Folded Binary Code in Voice PCM | Generated by AI
Question: In a PCM system, the 3-bit natural binary and 3-bit folded binary encoding rules are shown in Table 31. Fill in the values at positions ①, ②, ③, and ④. List the characteristics of folded binary coding, and analyze why folded binary code is mostly used in voice signal PCM systems.
Answer:
Part 1: Filling in the Encoding Table
The standard 3-bit encoding table for PCM is as follows:
| Quantization Level | Signal Polarity | Natural Binary Code | Folded Binary Code |
|---|---|---|---|
| +3 | Positive | 111 | ① 111 |
| +2 | Positive | 110 | ② 101 |
| +1 | Positive | 101 | 110 |
| 0+ | Positive | 100 | 100 |
| 0− | Negative | 011 | 000 |
| −1 | Negative | 010 | ③ 001 |
| −2 | Negative | 001 | ④ 011 |
| −3 | Negative | 000 | 010 |
Answers:
- ① =
111 - ② =
101 - ③ =
001 - ④ =
011
Part 2: Characteristics of Folded Binary Code
The folded binary code uses the leftmost (most significant) bit as a sign/polarity bit (1 = positive, 0 = negative), and the remaining bits represent magnitude. Its key characteristics are:
1. The MSB is the polarity bit; codes are mirror-symmetric around zero. The code table is “folded” symmetrically around the zero level. If the negative codes were folded over on top of the positive codes, they would match perfectly — hence the name “folded binary.”
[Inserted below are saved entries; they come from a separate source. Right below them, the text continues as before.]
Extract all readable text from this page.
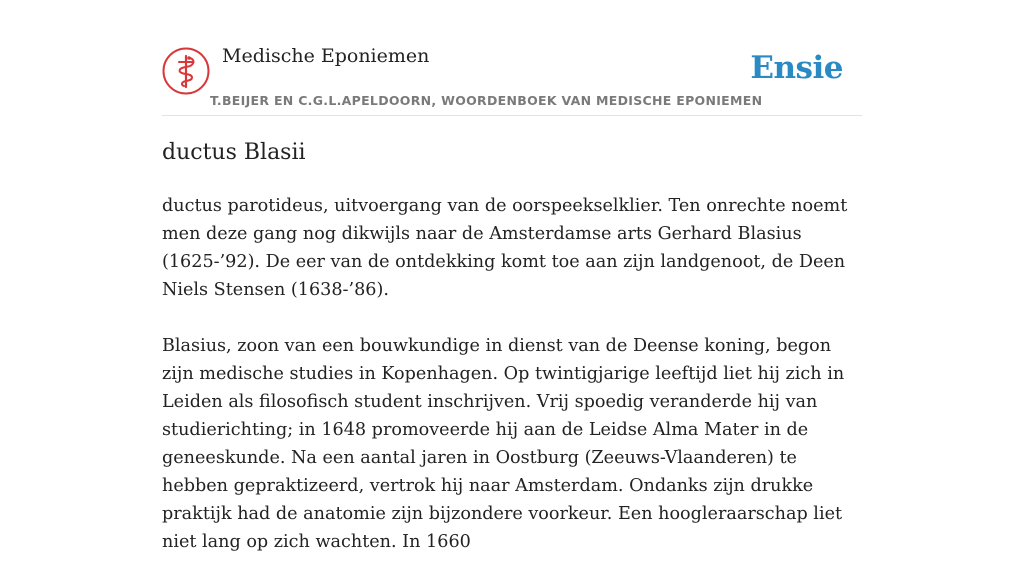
Medische Eponiemen	Ensie
T.BEIJER EN C.G.L.APELDOORN, WOORDENBOEK VAN MEDISCHE EPONIEMEN
ductus Blasii

ductus parotideus, uitvoergang van de oorspeekselklier. Ten onrechte noemt men deze gang nog dikwijls naar de Amsterdamse arts Gerhard Blasius (1625-’92). De eer van de ontdekking komt toe aan zijn landgenoot, de Deen Niels Stensen (1638-’86).

Blasius, zoon van een bouwkundige in dienst van de Deense koning, begon zijn medische studies in Kopenhagen. Op twintigjarige leeftijd liet hij zich in Leiden als filosofisch student inschrijven. Vrij spoedig veranderde hij van studierichting; in 1648 promoveerde hij aan de Leidse Alma Mater in de geneeskunde. Na een aantal jaren in Oostburg (Zeeuws-Vlaanderen) te hebben gepraktizeerd, vertrok hij naar Amsterdam. Ondanks zijn drukke praktijk had de anatomie zijn bijzondere voorkeur. Een hoogleraarschap liet niet lang op zich wachten. In 1660
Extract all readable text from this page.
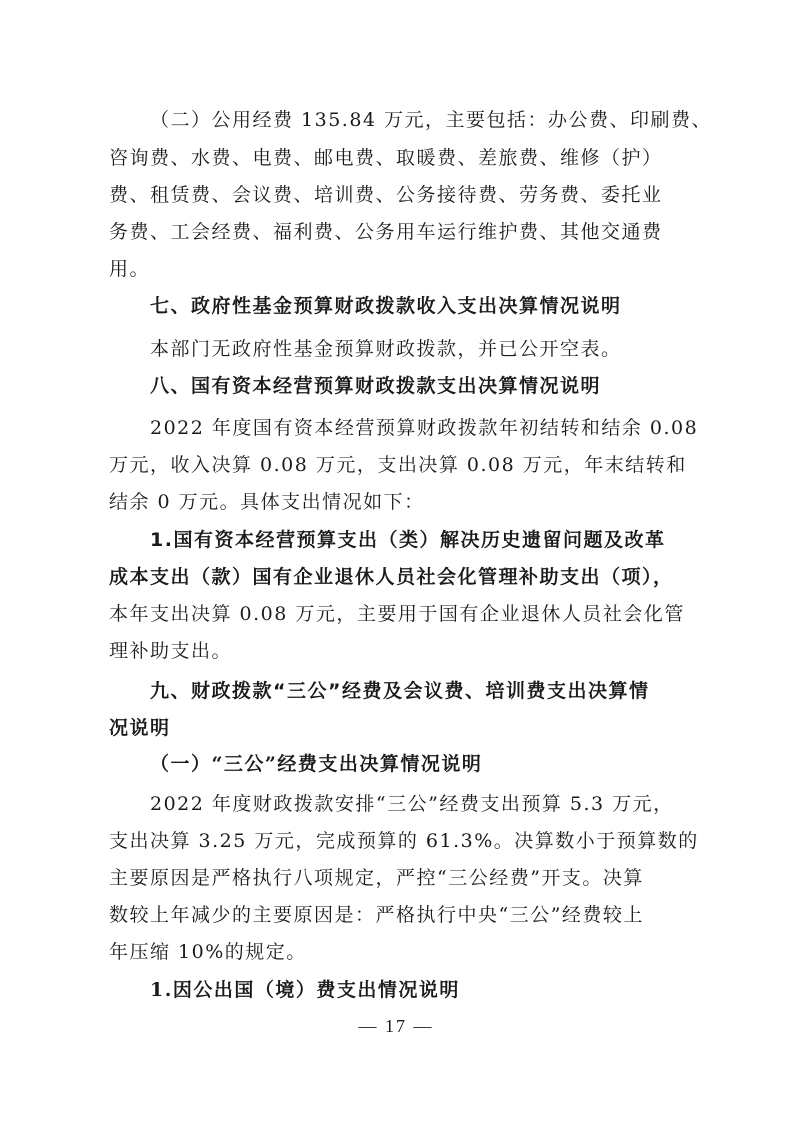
（二）公用经费 135.84 万元，主要包括：办公费、印刷费、
咨询费、水费、电费、邮电费、取暖费、差旅费、维修（护）
费、租赁费、会议费、培训费、公务接待费、劳务费、委托业
务费、工会经费、福利费、公务用车运行维护费、其他交通费
用。
七、政府性基金预算财政拨款收入支出决算情况说明
本部门无政府性基金预算财政拨款，并已公开空表。
八、国有资本经营预算财政拨款支出决算情况说明
2022 年度国有资本经营预算财政拨款年初结转和结余 0.08
万元，收入决算 0.08 万元，支出决算 0.08 万元，年末结转和
结余 0 万元。具体支出情况如下：
1.国有资本经营预算支出（类）解决历史遗留问题及改革
成本支出（款）国有企业退休人员社会化管理补助支出（项），
本年支出决算 0.08 万元，主要用于国有企业退休人员社会化管
理补助支出。
九、财政拨款“三公”经费及会议费、培训费支出决算情
况说明
（一）“三公”经费支出决算情况说明
2022 年度财政拨款安排“三公”经费支出预算 5.3 万元，
支出决算 3.25 万元，完成预算的 61.3%。决算数小于预算数的
主要原因是严格执行八项规定，严控“三公经费”开支。决算
数较上年减少的主要原因是：严格执行中央“三公”经费较上
年压缩 10%的规定。
1.因公出国（境）费支出情况说明
— 17 —
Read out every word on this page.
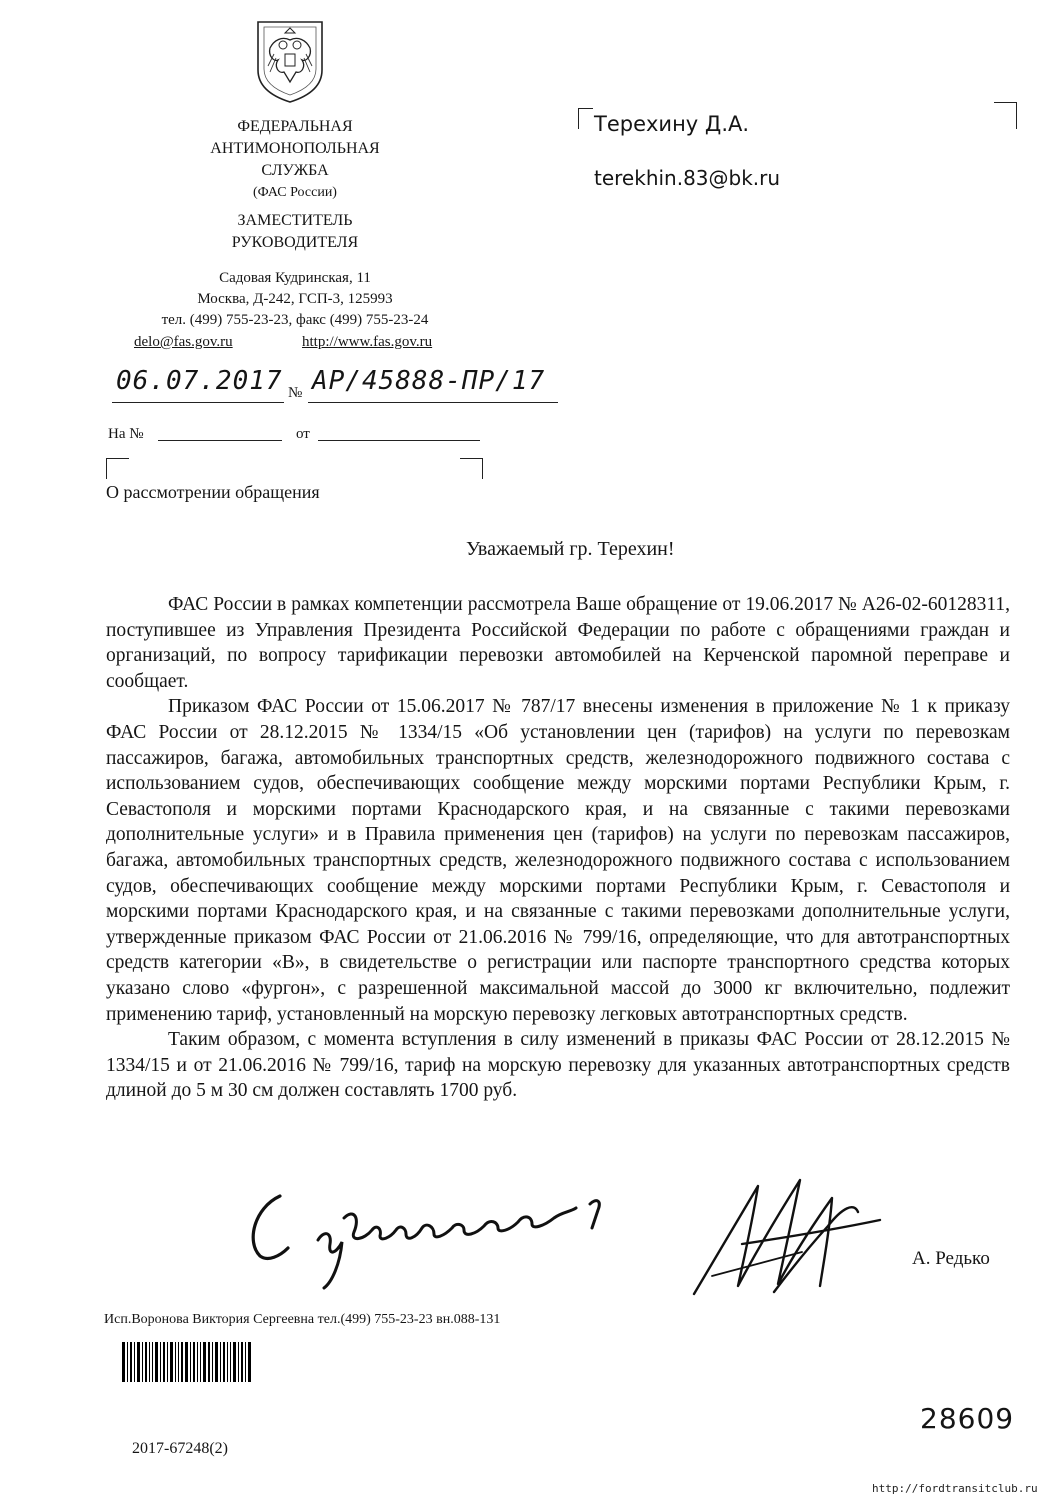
ФЕДЕРАЛЬНАЯ
АНТИМОНОПОЛЬНАЯ
СЛУЖБА
(ФАС России)
ЗАМЕСТИТЕЛЬ
РУКОВОДИТЕЛЯ
Садовая Кудринская, 11
Москва, Д-242, ГСП-3, 125993
тел. (499) 755-23-23, факс (499) 755-23-24
delo@fas.gov.ru	http://www.fas.gov.ru
06.07.2017 № АР/45888-ПР/17
На №	от
О рассмотрении обращения
Терехину Д.А.
terekhin.83@bk.ru
Уважаемый гр. Терехин!

ФАС России в рамках компетенции рассмотрела Ваше обращение от 19.06.2017 № А26-02-60128311, поступившее из Управления Президента Российской Федерации по работе с обращениями граждан и организаций, по вопросу тарификации перевозки автомобилей на Керченской паромной переправе и сообщает.

Приказом ФАС России от 15.06.2017 № 787/17 внесены изменения в приложение № 1 к приказу ФАС России от 28.12.2015 № 1334/15 «Об установлении цен (тарифов) на услуги по перевозкам пассажиров, багажа, автомобильных транспортных средств, железнодорожного подвижного состава с использованием судов, обеспечивающих сообщение между морскими портами Республики Крым, г. Севастополя и морскими портами Краснодарского края, и на связанные с такими перевозками дополнительные услуги» и в Правила применения цен (тарифов) на услуги по перевозкам пассажиров, багажа, автомобильных транспортных средств, железнодорожного подвижного состава с использованием судов, обеспечивающих сообщение между морскими портами Республики Крым, г. Севастополя и морскими портами Краснодарского края, и на связанные с такими перевозками дополнительные услуги, утвержденные приказом ФАС России от 21.06.2016 № 799/16, определяющие, что для автотранспортных средств категории «В», в свидетельстве о регистрации или паспорте транспортного средства которых указано слово «фургон», с разрешенной максимальной массой до 3000 кг включительно, подлежит применению тариф, установленный на морскую перевозку легковых автотранспортных средств.

Таким образом, с момента вступления в силу изменений в приказы ФАС России от 28.12.2015 № 1334/15 и от 21.06.2016 № 799/16, тариф на морскую перевозку для указанных автотранспортных средств длиной до 5 м 30 см должен составлять 1700 руб.

А. Редько
Исп.Воронова Виктория Сергеевна тел.(499) 755-23-23 вн.088-131
28609
2017-67248(2)
http://fordtransitclub.ru
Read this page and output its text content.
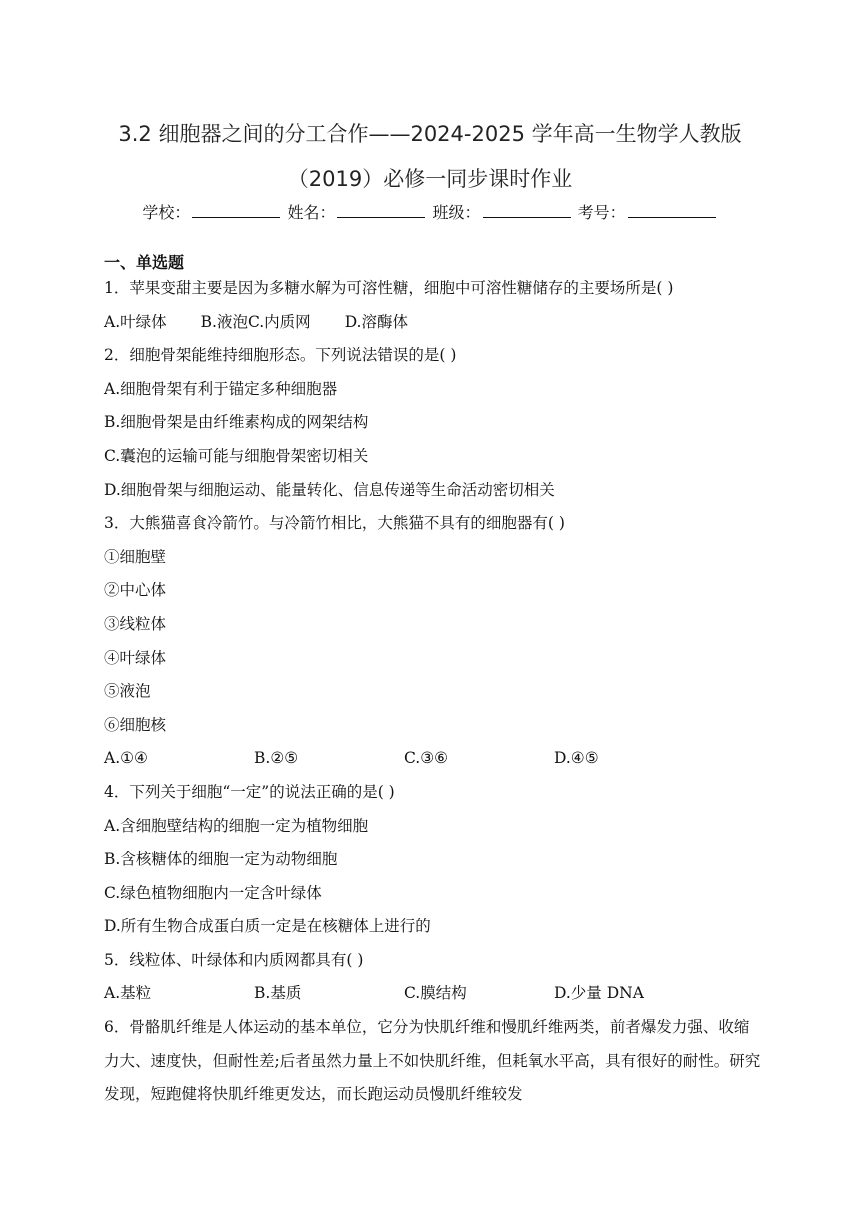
3.2 细胞器之间的分工合作——2024-2025 学年高一生物学人教版
（2019）必修一同步课时作业
学校：	姓名：	班级：	考号：
一、单选题
1．苹果变甜主要是因为多糖水解为可溶性糖，细胞中可溶性糖储存的主要场所是( )
A.叶绿体 B.液泡 C.内质网 D.溶酶体
2．细胞骨架能维持细胞形态。下列说法错误的是( )
A.细胞骨架有利于锚定多种细胞器
B.细胞骨架是由纤维素构成的网架结构
C.囊泡的运输可能与细胞骨架密切相关
D.细胞骨架与细胞运动、能量转化、信息传递等生命活动密切相关
3．大熊猫喜食冷箭竹。与冷箭竹相比，大熊猫不具有的细胞器有( )
①细胞壁
②中心体
③线粒体
④叶绿体
⑤液泡
⑥细胞核
A.①④	B.②⑤	C.③⑥	D.④⑤
4．下列关于细胞“一定”的说法正确的是( )
A.含细胞壁结构的细胞一定为植物细胞
B.含核糖体的细胞一定为动物细胞
C.绿色植物细胞内一定含叶绿体
D.所有生物合成蛋白质一定是在核糖体上进行的
5．线粒体、叶绿体和内质网都具有( )
A.基粒	B.基质	C.膜结构	D.少量 DNA
6．骨骼肌纤维是人体运动的基本单位，它分为快肌纤维和慢肌纤维两类，前者爆发力强、收缩力大、速度快，但耐性差;后者虽然力量上不如快肌纤维，但耗氧水平高，具有很好的耐性。研究发现，短跑健将快肌纤维更发达，而长跑运动员慢肌纤维较发
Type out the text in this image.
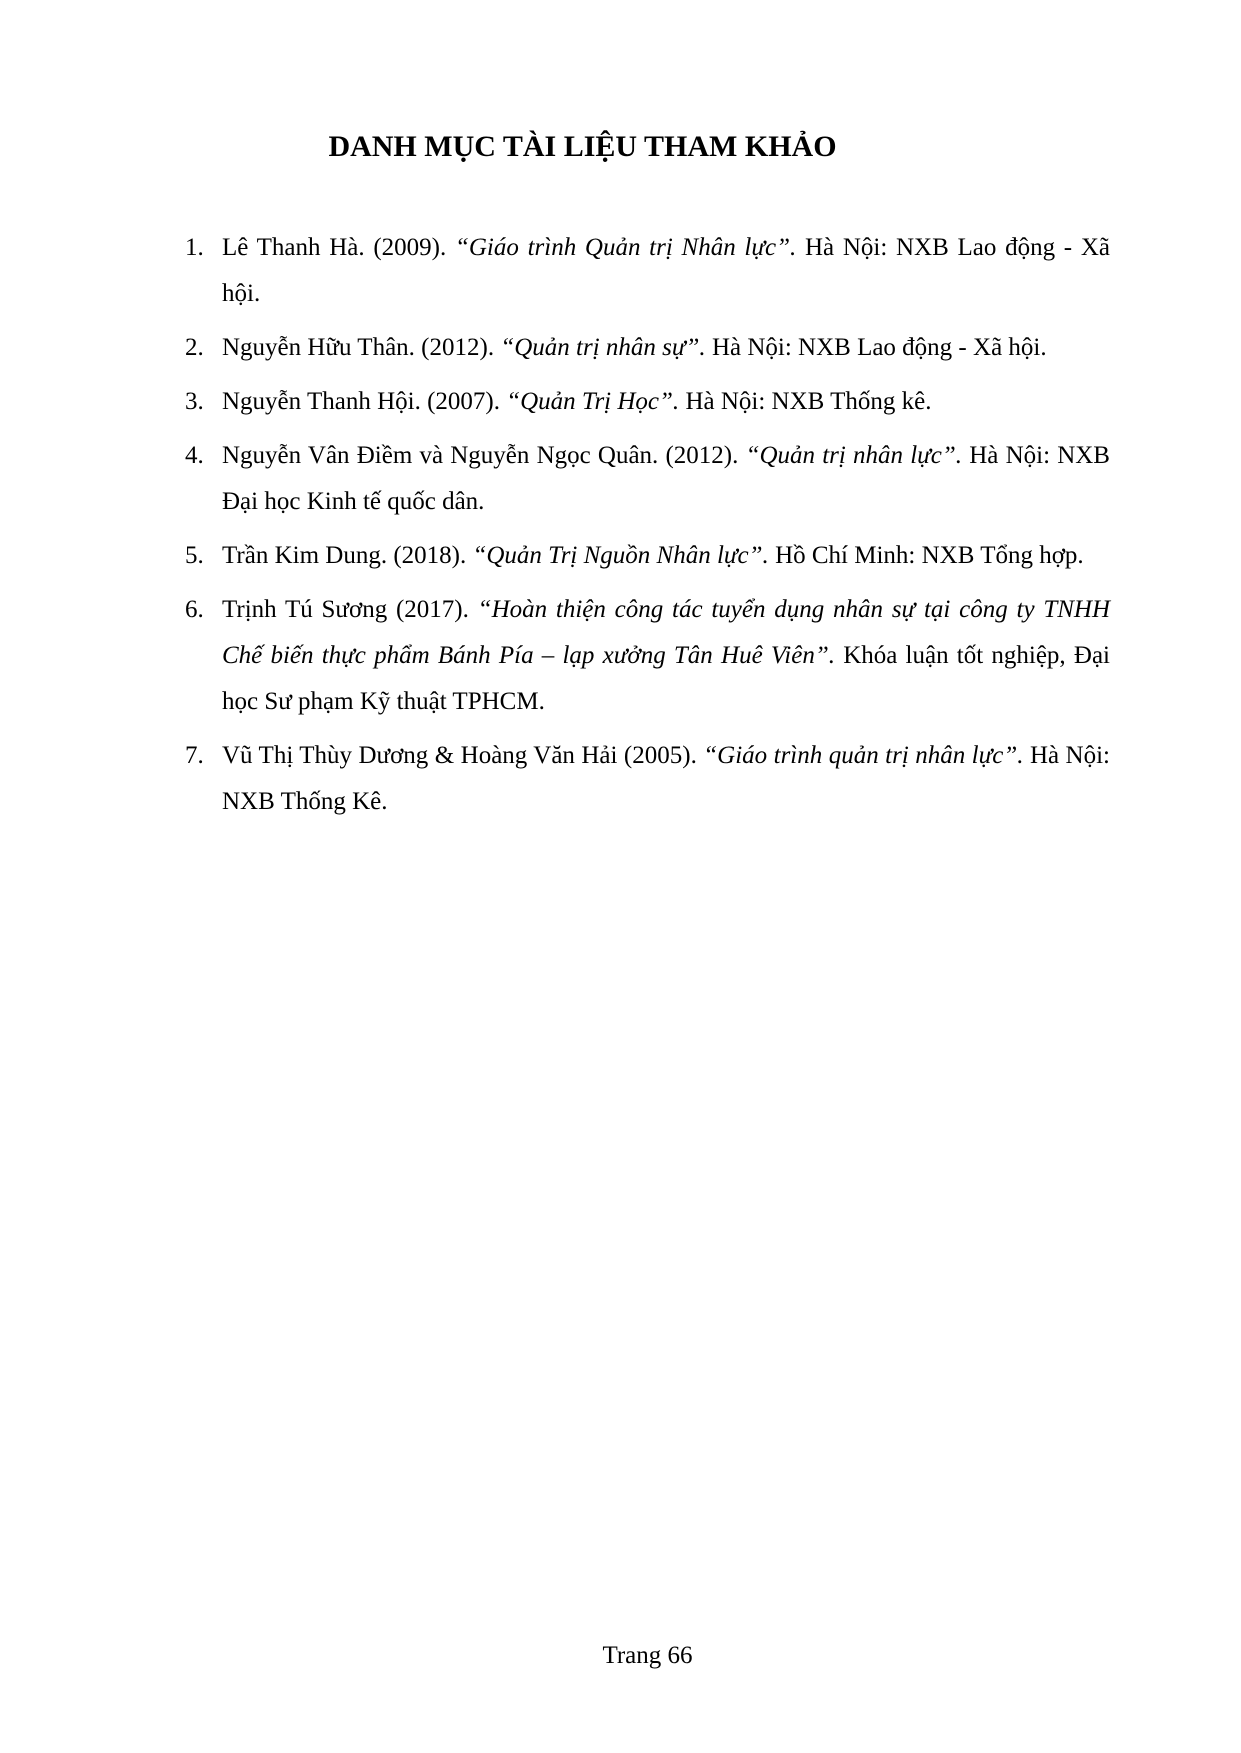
DANH MỤC TÀI LIỆU THAM KHẢO
1. Lê Thanh Hà. (2009). “Giáo trình Quản trị Nhân lực”. Hà Nội: NXB Lao động - Xã hội.
2. Nguyễn Hữu Thân. (2012). “Quản trị nhân sự”. Hà Nội: NXB Lao động - Xã hội.
3. Nguyễn Thanh Hội. (2007). “Quản Trị Học”. Hà Nội: NXB Thống kê.
4. Nguyễn Vân Điềm và Nguyễn Ngọc Quân. (2012). “Quản trị nhân lực”. Hà Nội: NXB Đại học Kinh tế quốc dân.
5. Trần Kim Dung. (2018). “Quản Trị Nguồn Nhân lực”. Hồ Chí Minh: NXB Tổng hợp.
6. Trịnh Tú Sương (2017). “Hoàn thiện công tác tuyển dụng nhân sự tại công ty TNHH Chế biến thực phẩm Bánh Pía – lạp xưởng Tân Huê Viên”. Khóa luận tốt nghiệp, Đại học Sư phạm Kỹ thuật TPHCM.
7. Vũ Thị Thùy Dương & Hoàng Văn Hải (2005). “Giáo trình quản trị nhân lực”. Hà Nội: NXB Thống Kê.
Trang 66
2. Signals with the same absolute value (but opposite polarity) share the same magnitude bits. The folded binary code (FBC) uses the MSB as a sign bit, and then counts out from the origin in both the positive and negative directions with the remaining bits. Codewords equidistant from the origin are identical (except for the sign bit). This means the encoder can apply the same quantization process to both positive and negative signals with equal magnitude.
3. Bit errors in small signals have a smaller impact. Because small signals are encoded near the zero boundary (low magnitude bits), a single-bit error in a small-signal codeword shifts the decoded value by only a small amount — the impact is minor compared to a bit error in a large-signal codeword.
Part 3: Why Folded Binary Code is Used in Voice PCM Systems
The two reasons work together:
Reason 1: Voice signals have a high probability of being small-amplitude signals. In real telephone and voice communications, the signal amplitude is low most of the time. Large amplitude excursions (loud sounds) occur much less frequently than small-amplitude signals (quiet speech, pauses, and background). Statistically, voice signals concentrate near zero level.
Reason 2: Folded binary code minimizes the impact of bit errors on small signals. With a folded binary code, adjacent quantization levels near zero differ by only one bit in the magnitude portion. Therefore, when a transmission error (bit flip) occurs in the lower magnitude bits — which correspond to small signals — the decoded error is small and the perceptual degradation to voice quality is minimal.
Combined effect: Since voice signals are predominantly small in amplitude, and folded binary code protects small signals most effectively against bit errors, using folded binary coding in voice PCM systems results in significantly better perceived audio quality under noisy channel conditions compared to natural binary coding.
In summary: folded binary code is preferred because it matches the statistical nature of voice (mostly small amplitudes) with robust error resilience exactly where it matters most — near zero signal levels.